A noção de mestiçagem e o papel dos mestiços é particularmente importante no caso do Brasil, onde a mestiçagem foi incorporada ao discurso identitário nacional, seja como característica boa ou indesejável. A ideia da miscigenação como força do brasileiro, a partir de Gilberto Freyre, foi muito criticada por ignorar a discriminação e o preconceito sofrido também pelo “pardo” ou “mulato”. Sinceramente, eu não concordo que Casa Grande e Senzala possa ser resumido nesse tom conciliatório com que muitas vezes a obra é citada. 

Tão Longe, Tão Perto expõe também a rejeição das categorias intermediárias de cor da pele pelo movimento negro. A categoria “pardo” serviria para dividir os negros. Neste caso, é importante notar a particularidade do caso brasileiro, em que variações no tom da pele implicam, necessariamente, variações no grau de preconceito. Um dado interessante, exposto no estudo sobre denúncias de racismo nas delegacias de São Paulo, é que os termos usados nas injúrias aludem ao que a vítima tem de negro, não de pardo 

Há um efeito interessante no relativo à ascensão social dos pardos, que a autora desenvolve muito bem. Que a aceitação de alguns pardos-quase-brancos serviria como forma de se mostrar que a barreira racial no Brasil não é tão significativa, aplacando a revolta dos que querem ascender. Vejo isso como parte de um esquema maior, que valoriza a narrativa do heroísmo e da exceção para deslocar o caráter coletivo do racismo para o particular do mérito do esforço individual. Trata-se, não tenho dúvida, do velho esquema de responsabilizar a vítima.  

No interessantíssimo estudo em que coloca, lado a lado, a relação entre discriminação, classe e cor, fica evidente a diferença entre pretos e pardos, em especial na camada mais abastada. Ali os pardos são mais aceitos como quase brancos, ao passo que com pretos a percepção de discriminação é mais aguda.

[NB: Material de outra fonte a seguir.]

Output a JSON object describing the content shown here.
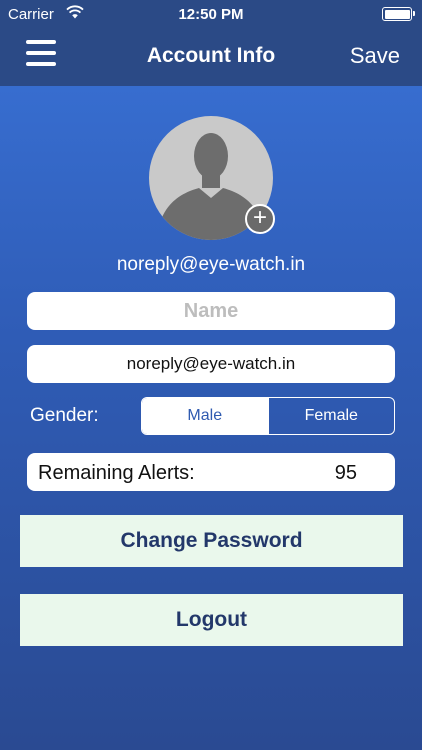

Isto não deixa dúvida, portanto, que, se em alguns momentos classe e cor podem se confundir, em outros não há a menor confusão. O preconceito é de cor.  

A separação entre o moreno e o pardo merece consideração. Pardo permanece como termo oficial, presente nas estatísticas e estudos, enquanto poucos se descrevem espontaneamente como pardos. Já moreno e suas derivações são utilizados de maneira muito mais ampla pelos próprios sujeitos. Se por um lado isso distancia a pesquisa do dia-a-dia do léxico de cores, por outro cria um nicho protegendo o termo pardo de todas as oscilações vocabulares inerentes ao idioma.   

Neste nosso país marcado pela escravidão, é impossível dizer que o racismo é apenas um problema de brancos ou de negros, ou que a luta contra ele deve se restringir a pessoas desta ou daquela cor. Considerando a penetração ampla da escravidão em diversos estratos sociais, historicamente, e como isso contribuiu para a formação de um povo com desigualdades tão gritantes, a saída para a criação de uma sociedade mais justa passa não só pelo acesso dos negros e pardos à cidadania, mas também pela compreensão dos privilegiados que privilégios não fazem sentido. 

No Brasil a luta pela igualdade racial ganha força, hoje, num momento em que há maior valorização do ganho, lucro e ascensão no plano pessoal do que no coletivo.  O enfraquecimento geral das lutas coletivas, como sindicatos e movimentos sociais em geral prejudica o avanço das correções das desigualdades que prejudicam tanto a nação.  

Após a leitura, fica ainda mais evidente que cor de pele e "raça" são conceitos derivados da cultura, cuja concretude é dada pelo comportamento das pessoas, dos meios de comunicação e altamente variáveis no tempo e no espaço. O livro não propõe aprisionar o conceito e defini-lo, o que se mostraria um esforço fútil, mas entendê-lo como algo fugidio que tem sua materialidade nos prejuízos sofridos pelos discriminados.